Prob → NLP: The keystone of good machine learning is probability, and this applies for NLP. At large, NLP is word generation—whether translation, summarization, fill-in-the-blank—and this depends on choosing the highest-probability possibility.


TCS → Opti: The link is complexity. In optimization, the hardest task is finding algorithms (i.e. solutions) that are scalable, robust, and fast. Analyzing the runtime of an optimization algorithm relies on principles from complexity analysis.


Prob ↔ TCS: There’s not much connection here, bar the high-level observation that both classes revolve around theory. In solving problems for these two classes, one needs first to understand the material presented in the textbook, and then the solution will come ‘naturally’. It is easy to know where a solution is lacking once one internalizes the material; from an outsider’s perspective, this is impossible to determine, and the nagging questions of “How did you know to do this?” and “How should I write it to avoid this issue?” appear.


The relative strength diagram of these 12 connections is given below, with a thicker arrow indicating more connectivity. Overall, it appears NLP has the strongest connections with all classes.

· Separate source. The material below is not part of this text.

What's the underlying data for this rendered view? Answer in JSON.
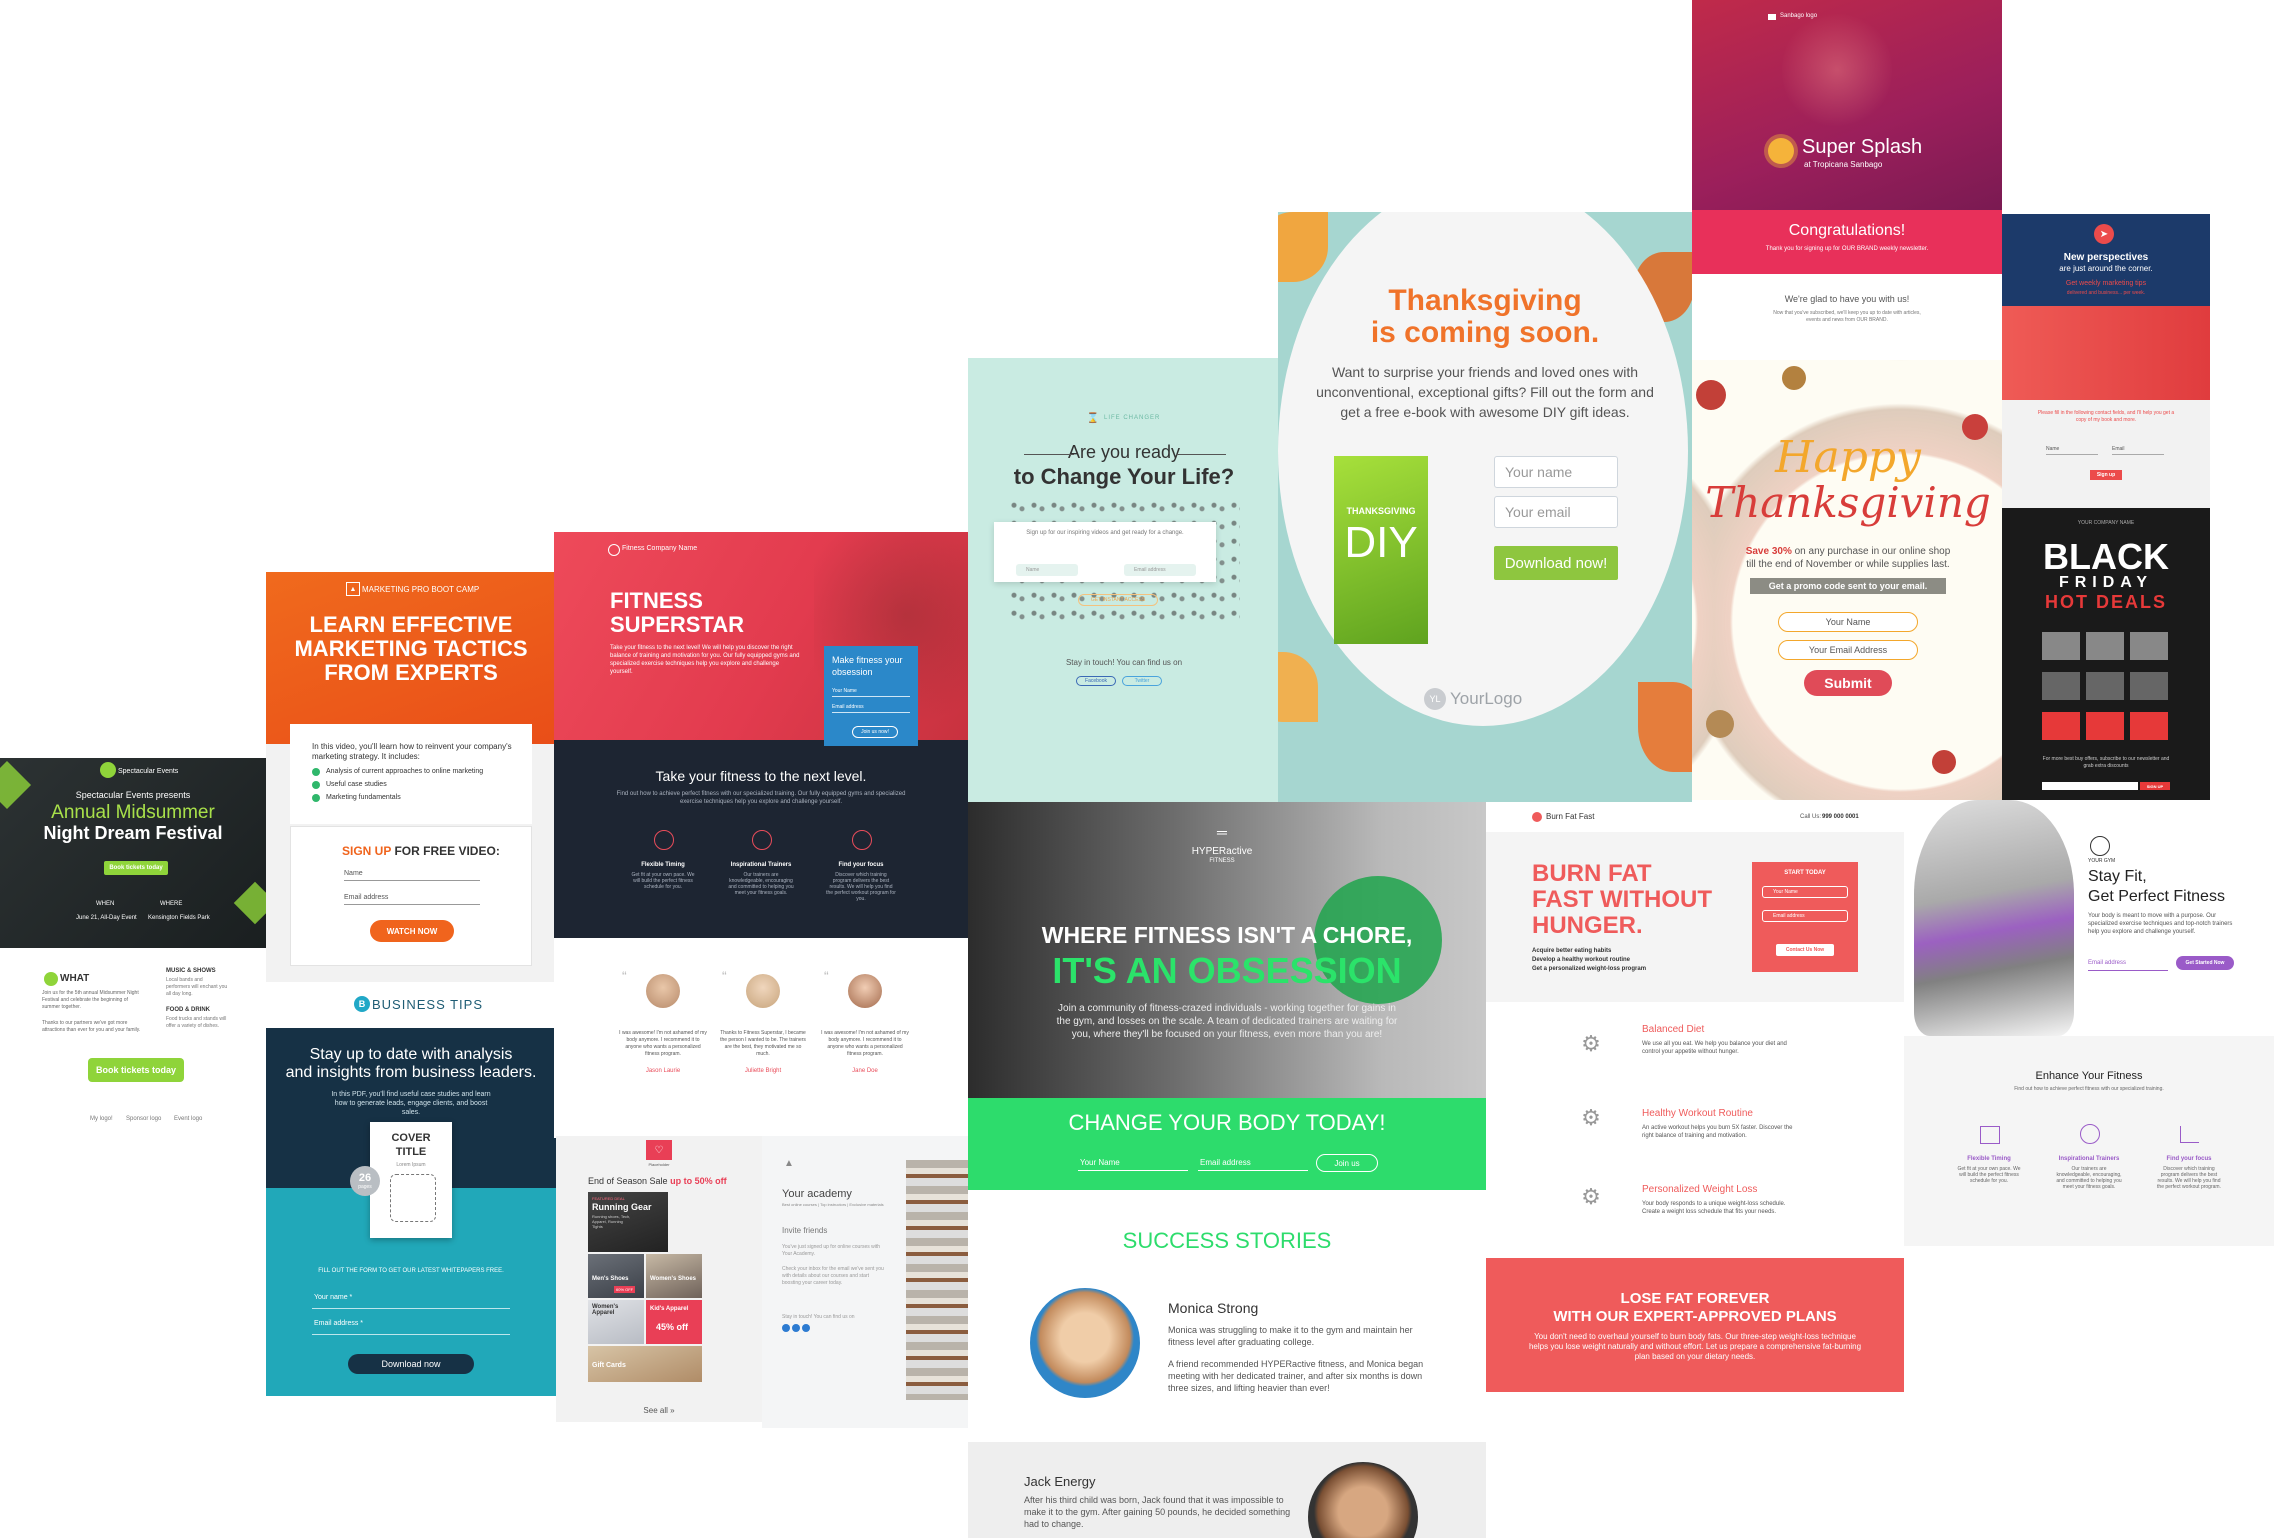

The diagram also indicates I chose a good slate of classes, as they were interconnected in almost all possible ways. As it stands, the old adage holds: All 4 One and One 4 All!


Class Connectivity


Footnotes

1 I am aware that “quadriplex” does not mean “consisting of four parts”. But given how I used “triplex” in my article ”The Triplex Mindset”, I will use “quadriplex” here, if only in the hopes I can get “quadriplex” to mean what it intuitively should!

2 Back when I wrote the first version of this article, it would have been August 2022.

3with the new MIT course numbering. In the old numbering, this would’ve been 6.869.

4There should be 6 * 2 = 12 connections, but three of the 6 class links are unidirectional.

5This is the connection Prof. Alexandre Jacquillat explained to me in a conversation we had.

6An example of similar nature was presented by Benjamin Boucher in Optimization class.